In 1969, the US Supreme Court held, in Tinker v. Des Moines Independent Community School District, that students don’t “shed their constitutional rights to freedom of speech or expression at the schoolhouse gate.” Schools may only prohibit, censor, or punish student speech which would “materially and substantially interfere with the requirements of appropriate discipline in the operation of the school.”
But what about speech that occurs outside the schoolhouse gate, and outside school hours? The Court is about to take on that issue in Mahanoy Area School District v. B.L.
In 2017, 14-year-old high school freshman Brandi Levy found herself suspended from her school’s cheerleading squad for a year over an intemperate Snapchat post published from off campus and over the weekend.
“F*** school f*** softball f*** cheer f*** everything,” Levy wrote, emphasizing her upset at not making the varsity cheer squad with a photo of herself and a friend raising their middle fingers.
Levy sued over the suspension and won. Four years later, she studies accounting in college as she awaits a US Supreme Court ruling on her former school’s appeal.
The school district claims the power to regulate and punish “substantially disruptive” student speech, even when the student speaks off campus and outside school hours.

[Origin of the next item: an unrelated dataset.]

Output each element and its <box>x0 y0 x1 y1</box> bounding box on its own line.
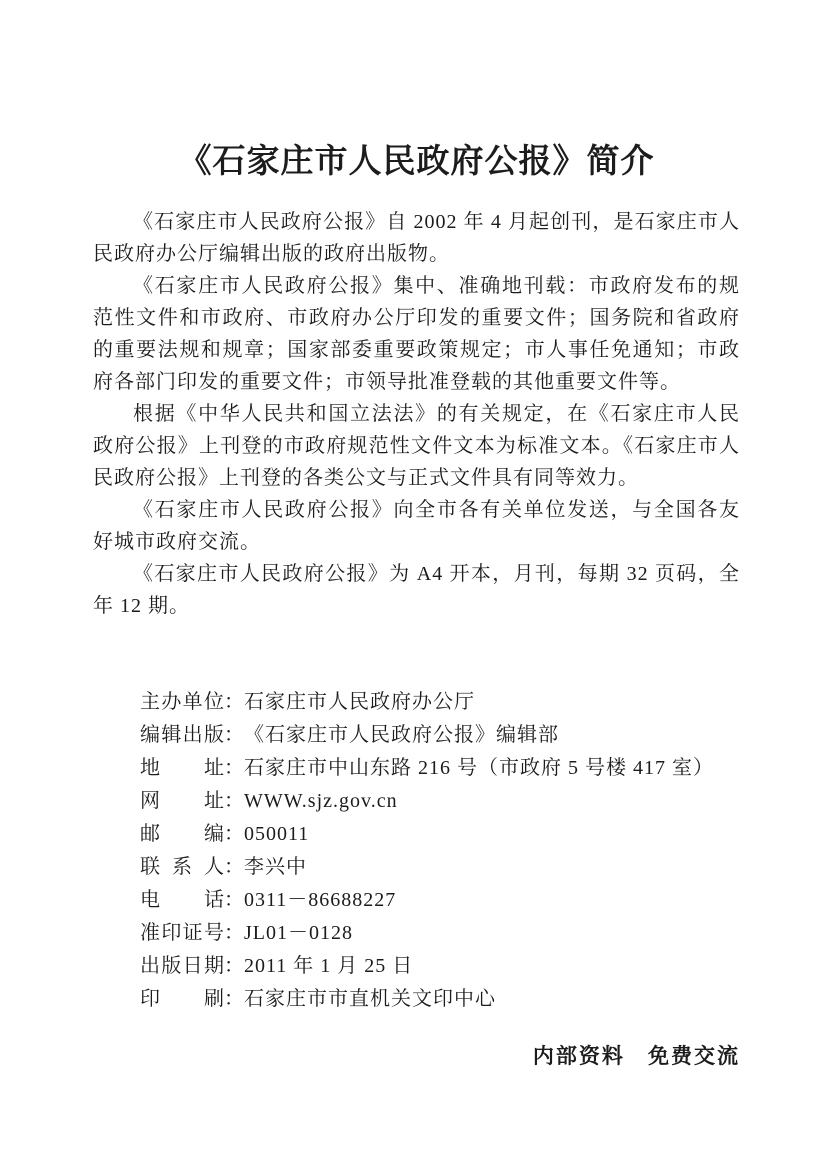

Brandi Levy says the district’s power over student speech ends at the campus property line and the end of the school day.

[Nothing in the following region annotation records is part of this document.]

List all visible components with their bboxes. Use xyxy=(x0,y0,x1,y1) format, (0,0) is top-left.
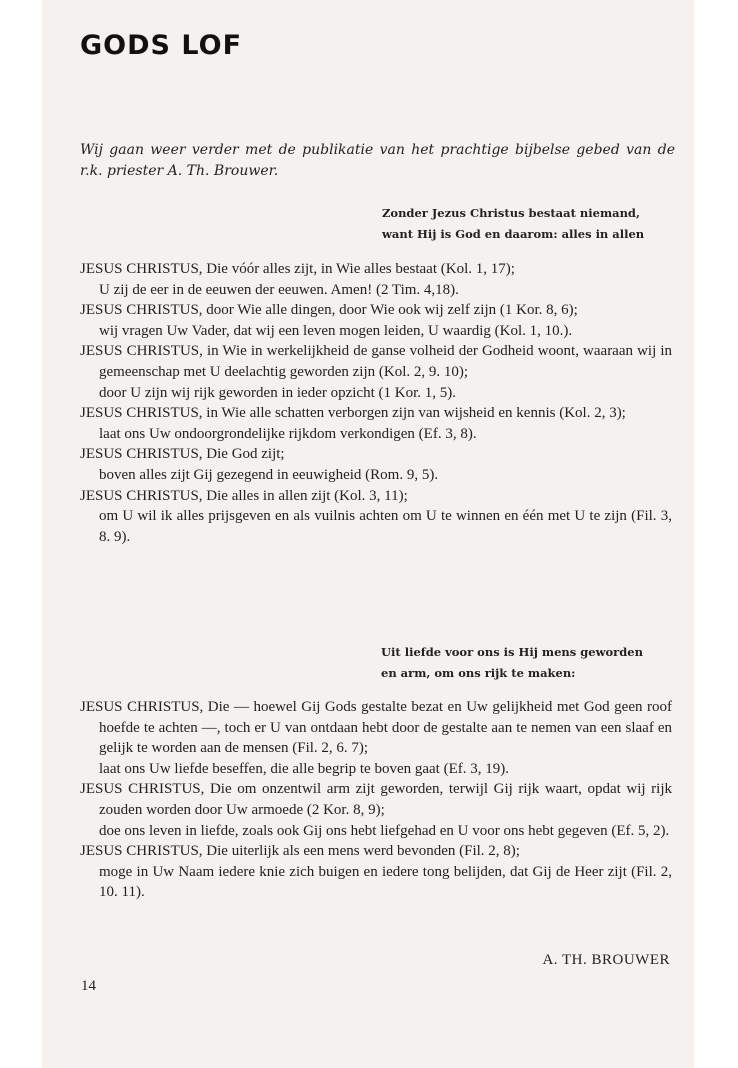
invocation-line: JESUS CHRISTUS, in Wie alle schatten verborgen zijn van wijsheid en kennis (Kol. 2, 3); xyxy=(80,405,626,422)
subheading-1-line-1: Zonder Jezus Christus bestaat niemand, xyxy=(382,206,640,220)
subheading-1 xyxy=(382,203,644,245)
prayer-section-2 xyxy=(80,697,672,903)
subheading-2 xyxy=(381,642,643,684)
invocation-line: JESUS CHRISTUS, Die uiterlijk als een mens werd bevonden (Fil. 2, 8); xyxy=(80,843,520,860)
invocation-line: JESUS CHRISTUS, Die God zijt; xyxy=(80,446,285,463)
article-title: GODS LOF xyxy=(80,30,243,61)
response-line: wij vragen Uw Vader, dat wij een leven mogen leiden, U waardig (Kol. 1, 10.). xyxy=(99,322,573,339)
prayer-section-1 xyxy=(80,259,672,547)
invocation-line: JESUS CHRISTUS, door Wie alle dingen, door Wie ook wij zelf zijn (1 Kor. 8, 6); xyxy=(80,302,578,319)
invocation-line: JESUS CHRISTUS, in Wie in werkelijkheid de ganse volheid der Godheid woont, waaraan wij in gemeenschap met U deelachtig geworden zijn (Kol. 2, 9. 10); xyxy=(80,343,672,380)
author-signature: A. TH. BROUWER xyxy=(542,952,670,968)
response-line: om U wil ik alles prijsgeven en als vuilnis achten om U te winnen en één met U te zijn (Fil. 3, 8. 9). xyxy=(99,508,672,545)
response-line: moge in Uw Naam iedere knie zich buigen en iedere tong belijden, dat Gij de Heer zijt (Fil. 2, 10. 11). xyxy=(99,863,672,901)
subheading-2-line-1: Uit liefde voor ons is Hij mens geworden xyxy=(381,645,643,659)
subheading-1-line-2: want Hij is God en daarom: alles in allen xyxy=(382,227,645,241)
page-number: 14 xyxy=(81,978,96,994)
invocation-line: JESUS CHRISTUS, Die — hoewel Gij Gods gestalte bezat en Uw gelijkheid met God geen roof hoefde te achten —, toch er U van ontdaan hebt door de gestalte aan te nemen van een slaaf en gelijk te worden aan de mensen (Fil. 2, 6. 7); xyxy=(80,699,672,757)
response-line: boven alles zijt Gij gezegend in eeuwigheid (Rom. 9, 5). xyxy=(99,466,439,483)
response-line: doe ons leven in liefde, zoals ook Gij ons hebt liefgehad en U voor ons hebt gegeven (Ef. 5, 2). xyxy=(99,822,670,839)
response-line: laat ons Uw liefde beseffen, die alle begrip te boven gaat (Ef. 3, 19). xyxy=(99,760,509,777)
invocation-line: JESUS CHRISTUS, Die om onzentwil arm zijt geworden, terwijl Gij rijk waart, opdat wij rijk zouden worden door Uw armoede (2 Kor. 8, 9); xyxy=(80,781,672,818)
response-line: U zij de eer in de eeuwen der eeuwen. Amen! (2 Tim. 4,18). xyxy=(99,281,459,298)
response-line: door U zijn wij rijk geworden in ieder opzicht (1 Kor. 1, 5). xyxy=(99,384,456,401)
subheading-2-line-2: en arm, om ons rijk te maken: xyxy=(381,666,576,680)
response-line: laat ons Uw ondoorgrondelijke rijkdom verkondigen (Ef. 3, 8). xyxy=(99,425,477,442)
intro-paragraph: Wij gaan weer verder met de publikatie van het prachtige bijbelse gebed van de r.k. priester A. Th. Brouwer. xyxy=(80,142,675,179)
invocation-line: JESUS CHRISTUS, Die vóór alles zijt, in Wie alles bestaat (Kol. 1, 17); xyxy=(80,261,515,277)
invocation-line: JESUS CHRISTUS, Die alles in allen zijt (Kol. 3, 11); xyxy=(80,487,408,504)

Even leaving aside the question of whether Levy’s rant was “substantially disruptive” (as a student, I heard much worse on campus and during school hours without any accompanying “disruptions”), it’s important to draw a bright line here: She’s right, they’re wrong, and it isn’t a close call.
Most state laws mandate attendance at government-operated schools for most minors (with some exceptions for private or home schooling).
The government gets substantial control of our kids for several hours a day, five days a week, not counting homework and extracurricular activities.
That substantial control must end at the schoolhouse door and at the final bell.
Apart from true threats of violence, which are actionable whether the perpetrator is a student or not, what our kids say, how they say it, and who they say it to when they’re not at school is simply none of the school’s business.
In the age of social media, it’s more important than ever for the Supreme Court to protect students’ free speech rights off campus as well as on.